Investigadores imparciales afirman que no hay ninguna prueba que demuestre que el joven etólogo fue el asesino, que muy probablemente fue acusado por las autoridades locales sólo por ser un blanco fácil. Otros apuntan contra los cazadores furtivos. El machete era un panga, arma utilizada con frecuencia por ellos. Los años de enfrentamientos aportan el móvil. También se dijo que fueron enviados del gobierno de Congo porque Fossey afectaba el negocio del turismo.
La lista de personas que pudieran haber tenido un motivo para matarla se hizo larga y la integraron casi todos los que estuvieron en contacto con ella en los últimos diez años de su vida en los que los actos irracionales se multiplicaron.

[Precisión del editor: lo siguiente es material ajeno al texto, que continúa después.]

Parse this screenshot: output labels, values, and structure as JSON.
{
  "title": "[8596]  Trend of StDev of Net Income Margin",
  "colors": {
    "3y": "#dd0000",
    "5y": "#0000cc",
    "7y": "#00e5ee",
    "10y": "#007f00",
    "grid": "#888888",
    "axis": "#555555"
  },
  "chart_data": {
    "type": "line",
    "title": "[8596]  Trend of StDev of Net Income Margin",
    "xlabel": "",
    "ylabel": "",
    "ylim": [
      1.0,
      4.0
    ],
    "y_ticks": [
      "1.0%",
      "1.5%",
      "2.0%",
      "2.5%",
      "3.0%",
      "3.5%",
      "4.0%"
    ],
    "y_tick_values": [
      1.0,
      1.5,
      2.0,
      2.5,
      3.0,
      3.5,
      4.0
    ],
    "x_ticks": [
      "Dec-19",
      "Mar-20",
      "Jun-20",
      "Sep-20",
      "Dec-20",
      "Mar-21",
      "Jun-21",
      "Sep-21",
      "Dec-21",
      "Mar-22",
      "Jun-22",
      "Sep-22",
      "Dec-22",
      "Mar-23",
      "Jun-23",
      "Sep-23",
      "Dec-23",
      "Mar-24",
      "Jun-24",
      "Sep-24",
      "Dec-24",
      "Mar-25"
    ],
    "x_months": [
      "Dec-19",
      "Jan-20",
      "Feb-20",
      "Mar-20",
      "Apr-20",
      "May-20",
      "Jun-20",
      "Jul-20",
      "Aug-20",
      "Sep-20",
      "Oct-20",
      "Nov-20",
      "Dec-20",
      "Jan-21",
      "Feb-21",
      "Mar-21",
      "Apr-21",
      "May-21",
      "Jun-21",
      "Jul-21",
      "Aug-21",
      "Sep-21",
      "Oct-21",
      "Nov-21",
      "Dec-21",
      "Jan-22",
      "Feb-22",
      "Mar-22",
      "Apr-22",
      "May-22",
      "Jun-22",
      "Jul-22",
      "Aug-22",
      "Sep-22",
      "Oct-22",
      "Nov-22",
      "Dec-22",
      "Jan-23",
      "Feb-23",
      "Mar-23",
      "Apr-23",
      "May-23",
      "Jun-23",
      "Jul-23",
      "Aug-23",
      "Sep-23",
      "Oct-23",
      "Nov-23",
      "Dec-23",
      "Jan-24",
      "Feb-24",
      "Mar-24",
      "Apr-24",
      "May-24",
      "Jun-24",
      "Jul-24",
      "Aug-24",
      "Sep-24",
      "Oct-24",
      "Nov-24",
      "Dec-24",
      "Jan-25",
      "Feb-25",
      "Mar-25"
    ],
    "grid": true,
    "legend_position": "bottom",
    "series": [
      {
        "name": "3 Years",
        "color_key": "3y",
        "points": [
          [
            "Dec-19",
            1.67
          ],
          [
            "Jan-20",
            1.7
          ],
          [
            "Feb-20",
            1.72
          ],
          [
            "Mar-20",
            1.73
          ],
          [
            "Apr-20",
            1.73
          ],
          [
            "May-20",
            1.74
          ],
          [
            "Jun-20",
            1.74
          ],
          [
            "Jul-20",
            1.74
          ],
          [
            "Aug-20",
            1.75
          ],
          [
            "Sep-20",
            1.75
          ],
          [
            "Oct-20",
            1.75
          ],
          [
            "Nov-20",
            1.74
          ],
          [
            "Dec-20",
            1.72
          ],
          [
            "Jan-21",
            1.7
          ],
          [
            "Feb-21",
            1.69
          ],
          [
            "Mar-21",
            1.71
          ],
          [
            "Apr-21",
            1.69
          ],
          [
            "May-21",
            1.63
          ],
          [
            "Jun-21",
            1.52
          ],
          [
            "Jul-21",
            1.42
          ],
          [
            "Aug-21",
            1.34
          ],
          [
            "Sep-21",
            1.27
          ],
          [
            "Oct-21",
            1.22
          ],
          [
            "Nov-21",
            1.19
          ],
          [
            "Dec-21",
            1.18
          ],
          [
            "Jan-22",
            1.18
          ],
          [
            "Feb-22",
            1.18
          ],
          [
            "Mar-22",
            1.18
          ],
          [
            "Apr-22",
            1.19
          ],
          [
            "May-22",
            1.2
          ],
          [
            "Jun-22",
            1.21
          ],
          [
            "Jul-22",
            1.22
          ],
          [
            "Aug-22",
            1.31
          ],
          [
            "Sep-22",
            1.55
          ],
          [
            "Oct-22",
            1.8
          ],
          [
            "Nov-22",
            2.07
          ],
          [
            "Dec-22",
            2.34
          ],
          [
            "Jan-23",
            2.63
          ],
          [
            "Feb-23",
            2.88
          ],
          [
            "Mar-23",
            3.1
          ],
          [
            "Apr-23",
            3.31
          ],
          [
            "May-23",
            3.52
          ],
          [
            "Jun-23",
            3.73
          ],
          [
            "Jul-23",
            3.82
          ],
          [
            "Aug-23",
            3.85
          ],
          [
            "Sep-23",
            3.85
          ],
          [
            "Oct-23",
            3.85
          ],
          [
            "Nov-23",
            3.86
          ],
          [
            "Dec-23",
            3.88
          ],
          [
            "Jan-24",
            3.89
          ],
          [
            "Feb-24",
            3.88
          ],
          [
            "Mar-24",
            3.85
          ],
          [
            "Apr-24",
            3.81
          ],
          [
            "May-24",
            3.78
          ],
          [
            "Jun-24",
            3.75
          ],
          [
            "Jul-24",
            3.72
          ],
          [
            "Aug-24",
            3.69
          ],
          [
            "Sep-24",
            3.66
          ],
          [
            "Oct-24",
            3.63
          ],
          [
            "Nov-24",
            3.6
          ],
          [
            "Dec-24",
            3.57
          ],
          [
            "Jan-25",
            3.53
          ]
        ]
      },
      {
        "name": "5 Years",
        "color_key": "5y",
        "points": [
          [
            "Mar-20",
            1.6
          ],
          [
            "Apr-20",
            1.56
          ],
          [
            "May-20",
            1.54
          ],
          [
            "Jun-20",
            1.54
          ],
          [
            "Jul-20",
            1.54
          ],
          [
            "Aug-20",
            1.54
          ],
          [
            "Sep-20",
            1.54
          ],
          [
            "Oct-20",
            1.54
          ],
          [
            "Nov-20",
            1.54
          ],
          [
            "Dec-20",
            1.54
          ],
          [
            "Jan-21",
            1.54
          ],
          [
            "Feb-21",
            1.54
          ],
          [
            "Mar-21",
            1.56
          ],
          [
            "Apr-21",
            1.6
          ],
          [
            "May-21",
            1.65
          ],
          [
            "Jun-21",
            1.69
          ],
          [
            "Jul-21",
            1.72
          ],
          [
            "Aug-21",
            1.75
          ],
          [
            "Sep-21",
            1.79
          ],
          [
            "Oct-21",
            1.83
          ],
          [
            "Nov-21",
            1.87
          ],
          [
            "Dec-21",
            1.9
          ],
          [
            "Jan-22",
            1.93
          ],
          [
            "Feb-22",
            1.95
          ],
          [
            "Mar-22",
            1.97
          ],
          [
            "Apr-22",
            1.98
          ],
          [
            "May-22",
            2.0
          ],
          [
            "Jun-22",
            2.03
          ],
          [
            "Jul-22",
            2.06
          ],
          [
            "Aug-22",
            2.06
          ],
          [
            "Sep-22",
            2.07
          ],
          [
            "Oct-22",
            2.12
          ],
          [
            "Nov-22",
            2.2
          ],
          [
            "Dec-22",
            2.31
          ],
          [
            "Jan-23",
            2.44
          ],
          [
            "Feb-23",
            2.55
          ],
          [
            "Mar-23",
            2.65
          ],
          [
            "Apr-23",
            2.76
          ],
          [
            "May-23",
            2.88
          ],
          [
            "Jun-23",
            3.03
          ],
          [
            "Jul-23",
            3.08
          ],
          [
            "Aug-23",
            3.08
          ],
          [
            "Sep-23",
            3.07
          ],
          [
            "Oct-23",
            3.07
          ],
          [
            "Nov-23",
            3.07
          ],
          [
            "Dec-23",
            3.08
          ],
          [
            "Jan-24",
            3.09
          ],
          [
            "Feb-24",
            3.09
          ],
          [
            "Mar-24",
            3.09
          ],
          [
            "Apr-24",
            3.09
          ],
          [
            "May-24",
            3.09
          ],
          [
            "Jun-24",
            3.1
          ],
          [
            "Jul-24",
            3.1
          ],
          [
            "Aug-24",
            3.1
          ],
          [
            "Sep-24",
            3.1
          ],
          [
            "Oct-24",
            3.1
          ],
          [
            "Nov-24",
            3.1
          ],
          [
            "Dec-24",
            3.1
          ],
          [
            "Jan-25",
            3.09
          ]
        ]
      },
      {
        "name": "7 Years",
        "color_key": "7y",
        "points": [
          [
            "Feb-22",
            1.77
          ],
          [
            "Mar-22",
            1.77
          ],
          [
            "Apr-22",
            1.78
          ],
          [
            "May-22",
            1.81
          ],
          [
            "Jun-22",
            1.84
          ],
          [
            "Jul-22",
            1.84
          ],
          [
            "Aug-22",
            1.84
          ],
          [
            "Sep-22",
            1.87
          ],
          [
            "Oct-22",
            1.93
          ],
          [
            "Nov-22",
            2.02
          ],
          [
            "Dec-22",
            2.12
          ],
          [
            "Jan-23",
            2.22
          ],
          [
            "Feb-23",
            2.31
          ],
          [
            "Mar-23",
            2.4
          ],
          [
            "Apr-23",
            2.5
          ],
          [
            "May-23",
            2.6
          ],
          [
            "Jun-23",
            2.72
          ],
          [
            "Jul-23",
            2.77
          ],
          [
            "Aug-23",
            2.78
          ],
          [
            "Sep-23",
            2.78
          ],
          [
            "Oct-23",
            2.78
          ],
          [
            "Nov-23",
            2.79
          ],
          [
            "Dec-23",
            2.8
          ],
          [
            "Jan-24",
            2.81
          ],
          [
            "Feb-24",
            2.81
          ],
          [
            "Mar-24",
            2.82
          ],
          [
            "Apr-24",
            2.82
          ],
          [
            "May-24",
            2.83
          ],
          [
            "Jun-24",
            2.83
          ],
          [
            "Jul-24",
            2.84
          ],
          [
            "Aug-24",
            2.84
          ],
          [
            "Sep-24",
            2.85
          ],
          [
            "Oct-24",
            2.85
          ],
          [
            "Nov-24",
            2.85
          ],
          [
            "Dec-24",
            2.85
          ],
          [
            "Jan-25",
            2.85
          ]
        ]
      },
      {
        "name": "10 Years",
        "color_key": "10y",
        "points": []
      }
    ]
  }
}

Tres años después de su muerte se estrenó la película Gorilas en la Niebla”(Gorillas in the Mist) dirigida por Michale Apted. Sigourney Weaver ganó el Globo de Oro y estuvo nominada al Oscar a mejor actuación protagónica femenina (tuvo otras cuatro nominaciones) por su encarnación de Dian Fossey. El film se basó en sus memorias y en una investigación periodística que indagó en esos últimos años y en el crimen de la terapista ocupacional devenida en zoóloga de fama mundial.
La muerte de Dian Fossey quedará siempre envuelta en la bruma del misterio. En las intrigas de los negocios oscuros, en la profundidad de la selva, en la desorganización africana, en el abismo de la locura.